The Tennessee Supreme Court began its analysis with the appropriate level of constitutional scrutiny and concluded that the guidelines need only meet the rational basis test. The lower court thus erred by applying heightened scrutiny.

Next, the Court stated that the guidelines treat obligors who have children for whom there are no orders of support differently from obligors who have children subject to court-ordered support. This distinction meets the rational basis test, because children who are subject to court orders and those who are not enjoy different benefits from the obligor.

The Court then held that the state’s formula for computing child support, which is based solely on a percentage of the obligor’s income, does not result in any constitutional violation per se. This is because the guidelines presume and it is true that the obligee will be expending at least an equal percentage of net income as that of the obligor for the support of the children for whom support is sought. Moreover, the guidelines permit a deviation from the amount calculated if the presumptions underlying the guidelines are not present in the particular case. Thus, a parent can present evidence to the court regarding his or her case that will result in the fairest possible award.

Finally, the court concluded that there was no violation of separation of powers for the Department of Human Services to enact child support guidelines. The Department was clearly carrying out the legislature’s intent embodied in Tenn. Code Ann. § 71-1-132(a)(1), which directed the Department to enact guidelines consistent with the federal mandate at 45 C.F.R. § 302.56. The delegation of power was thus constitutional.

II. Analysis

The law is clear that child support guidelines need only meet the rational basis test in order to pass constitutional scrutiny. In case after case, the courts have held that child support guidelines meets this test. Yet, non-custodial parents continue to press in state after state the same arguments: that child support guidelines violate due process, equal protection, the right of privacy, the separation of powers, first amendment rights, etc., etc. Why? (For a recent article on this question, see ABA Journal eReport, May 16, 2003.)

There is a persistent view that child support guidelines treat noncustodial parents unfairly, that the amount they pay is simply too much. This view persists even though study after study has shown that (a) noncustodial parents’ standard of living goes up after divorce, while custodial parents’ standard of living goes down; and (b) child support does not reach even the basis levels of expenditures on children in intact families as determined by the United States Department of Agriculture.

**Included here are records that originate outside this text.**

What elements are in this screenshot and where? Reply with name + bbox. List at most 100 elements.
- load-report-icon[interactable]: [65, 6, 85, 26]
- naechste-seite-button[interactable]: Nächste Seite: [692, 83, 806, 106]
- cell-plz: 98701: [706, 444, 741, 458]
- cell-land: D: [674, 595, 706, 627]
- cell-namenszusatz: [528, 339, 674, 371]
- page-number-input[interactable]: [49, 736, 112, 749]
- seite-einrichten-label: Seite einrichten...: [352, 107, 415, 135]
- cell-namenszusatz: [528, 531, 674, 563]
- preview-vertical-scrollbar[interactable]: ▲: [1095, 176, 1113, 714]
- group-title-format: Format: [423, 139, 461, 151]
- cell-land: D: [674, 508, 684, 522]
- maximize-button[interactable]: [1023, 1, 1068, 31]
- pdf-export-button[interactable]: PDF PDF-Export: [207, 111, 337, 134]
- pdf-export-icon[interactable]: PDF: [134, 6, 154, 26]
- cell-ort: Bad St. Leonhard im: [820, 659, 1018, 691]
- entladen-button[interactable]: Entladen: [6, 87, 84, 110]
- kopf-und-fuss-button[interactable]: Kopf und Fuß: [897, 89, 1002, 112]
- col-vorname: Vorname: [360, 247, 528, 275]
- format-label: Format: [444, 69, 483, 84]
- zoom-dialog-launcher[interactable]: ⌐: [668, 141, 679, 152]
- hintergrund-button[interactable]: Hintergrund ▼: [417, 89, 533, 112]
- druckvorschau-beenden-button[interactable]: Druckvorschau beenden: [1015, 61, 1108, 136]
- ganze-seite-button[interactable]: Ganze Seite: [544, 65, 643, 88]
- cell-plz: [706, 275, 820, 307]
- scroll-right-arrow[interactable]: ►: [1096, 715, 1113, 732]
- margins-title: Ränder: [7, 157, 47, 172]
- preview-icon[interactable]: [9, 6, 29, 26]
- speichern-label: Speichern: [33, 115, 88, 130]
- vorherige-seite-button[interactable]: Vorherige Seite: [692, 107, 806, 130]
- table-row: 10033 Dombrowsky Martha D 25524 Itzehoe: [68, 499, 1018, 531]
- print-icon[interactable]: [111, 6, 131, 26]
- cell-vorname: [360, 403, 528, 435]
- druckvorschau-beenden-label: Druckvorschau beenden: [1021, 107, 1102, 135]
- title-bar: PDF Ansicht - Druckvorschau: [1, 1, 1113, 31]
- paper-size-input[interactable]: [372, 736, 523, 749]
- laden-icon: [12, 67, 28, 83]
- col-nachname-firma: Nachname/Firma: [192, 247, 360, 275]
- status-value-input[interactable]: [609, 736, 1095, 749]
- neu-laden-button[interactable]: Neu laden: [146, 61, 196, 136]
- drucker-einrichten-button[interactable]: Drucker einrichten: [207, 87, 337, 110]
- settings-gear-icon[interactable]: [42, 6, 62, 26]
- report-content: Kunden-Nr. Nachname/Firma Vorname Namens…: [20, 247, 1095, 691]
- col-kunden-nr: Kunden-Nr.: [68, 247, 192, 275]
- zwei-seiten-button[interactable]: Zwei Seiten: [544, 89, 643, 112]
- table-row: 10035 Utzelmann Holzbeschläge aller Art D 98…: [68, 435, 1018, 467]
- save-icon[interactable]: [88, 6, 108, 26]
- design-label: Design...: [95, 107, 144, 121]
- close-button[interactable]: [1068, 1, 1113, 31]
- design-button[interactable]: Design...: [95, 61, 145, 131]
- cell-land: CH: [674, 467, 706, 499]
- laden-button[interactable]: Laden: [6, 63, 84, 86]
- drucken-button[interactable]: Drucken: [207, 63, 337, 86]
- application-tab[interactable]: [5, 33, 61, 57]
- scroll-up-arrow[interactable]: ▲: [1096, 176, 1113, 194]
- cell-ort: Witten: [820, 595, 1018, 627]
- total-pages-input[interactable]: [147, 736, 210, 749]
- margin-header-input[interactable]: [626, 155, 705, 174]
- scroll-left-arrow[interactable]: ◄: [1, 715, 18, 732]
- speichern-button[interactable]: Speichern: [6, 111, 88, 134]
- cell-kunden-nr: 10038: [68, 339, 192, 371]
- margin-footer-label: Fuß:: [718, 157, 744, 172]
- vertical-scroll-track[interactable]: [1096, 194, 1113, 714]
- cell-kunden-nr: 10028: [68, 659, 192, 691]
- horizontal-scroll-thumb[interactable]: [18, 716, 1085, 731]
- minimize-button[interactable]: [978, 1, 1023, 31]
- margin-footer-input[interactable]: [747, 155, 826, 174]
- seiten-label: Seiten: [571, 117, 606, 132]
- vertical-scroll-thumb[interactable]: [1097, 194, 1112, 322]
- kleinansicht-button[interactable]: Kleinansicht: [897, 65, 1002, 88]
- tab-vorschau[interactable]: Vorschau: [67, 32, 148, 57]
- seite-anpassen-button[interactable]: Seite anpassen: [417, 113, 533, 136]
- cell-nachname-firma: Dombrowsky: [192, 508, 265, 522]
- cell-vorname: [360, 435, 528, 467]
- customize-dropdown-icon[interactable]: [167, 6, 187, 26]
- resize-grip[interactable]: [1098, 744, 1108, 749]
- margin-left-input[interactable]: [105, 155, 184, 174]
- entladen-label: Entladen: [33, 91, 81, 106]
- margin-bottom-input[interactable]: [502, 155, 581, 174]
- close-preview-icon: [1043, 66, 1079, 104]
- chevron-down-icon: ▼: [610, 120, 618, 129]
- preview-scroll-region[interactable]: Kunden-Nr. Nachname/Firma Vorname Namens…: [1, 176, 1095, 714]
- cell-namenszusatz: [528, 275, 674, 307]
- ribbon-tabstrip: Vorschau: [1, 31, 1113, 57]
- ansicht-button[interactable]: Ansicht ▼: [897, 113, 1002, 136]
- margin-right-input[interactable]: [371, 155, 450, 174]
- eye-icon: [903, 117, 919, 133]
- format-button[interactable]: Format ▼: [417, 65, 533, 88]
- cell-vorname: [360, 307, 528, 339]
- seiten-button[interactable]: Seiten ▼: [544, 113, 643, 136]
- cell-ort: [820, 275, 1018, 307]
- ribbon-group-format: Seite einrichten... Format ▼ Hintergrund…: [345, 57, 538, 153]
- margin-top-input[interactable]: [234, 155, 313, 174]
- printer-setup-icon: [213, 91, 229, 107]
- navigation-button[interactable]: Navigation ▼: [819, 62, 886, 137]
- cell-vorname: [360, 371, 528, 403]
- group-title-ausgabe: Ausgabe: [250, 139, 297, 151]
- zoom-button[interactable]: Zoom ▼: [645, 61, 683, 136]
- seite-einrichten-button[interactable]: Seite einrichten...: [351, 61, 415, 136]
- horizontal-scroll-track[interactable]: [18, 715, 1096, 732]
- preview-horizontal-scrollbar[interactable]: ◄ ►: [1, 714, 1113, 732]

One reason for this persistent view may be the percentage of income model itself. Both these recent challenges came from states, Georgia and Tennessee, that use the percentage of income model. Although this model presumes that the custodial parent is contributing to the support of the child(ren) in the same percentage as the noncustodial parent, this presumption is not as explicit in the method of calculating support as it is in income shares model states. Where the perception of fairness is as important as fairness itself, it may be a good idea for percentage of income model states to switch to the income shares model. (See an article linking child support guidelines to increased family well-being.)

Another reason may be noncustodial parents’ frustration with an inability to obtain custody/visitation in an amount they desire. When a parent does not see a child as much as he or she wishes, that parent is less likely to pay support or view support as fair.

There should be no battle on this topic. All parents should agree that children are entitled to a “fair” amount of support, and all parents should agree that both parents, in the absence of domestic violence or other vitiating factors, should have as much access to the child as is in the best interests of the child. Fairness can be ensured by a child support guideline model that takes into consideration as many factors as possible, including both parents’ incomes, and access to the child should be a priority with the courts. If both these goals are realized, the constitutional challenges will diminish.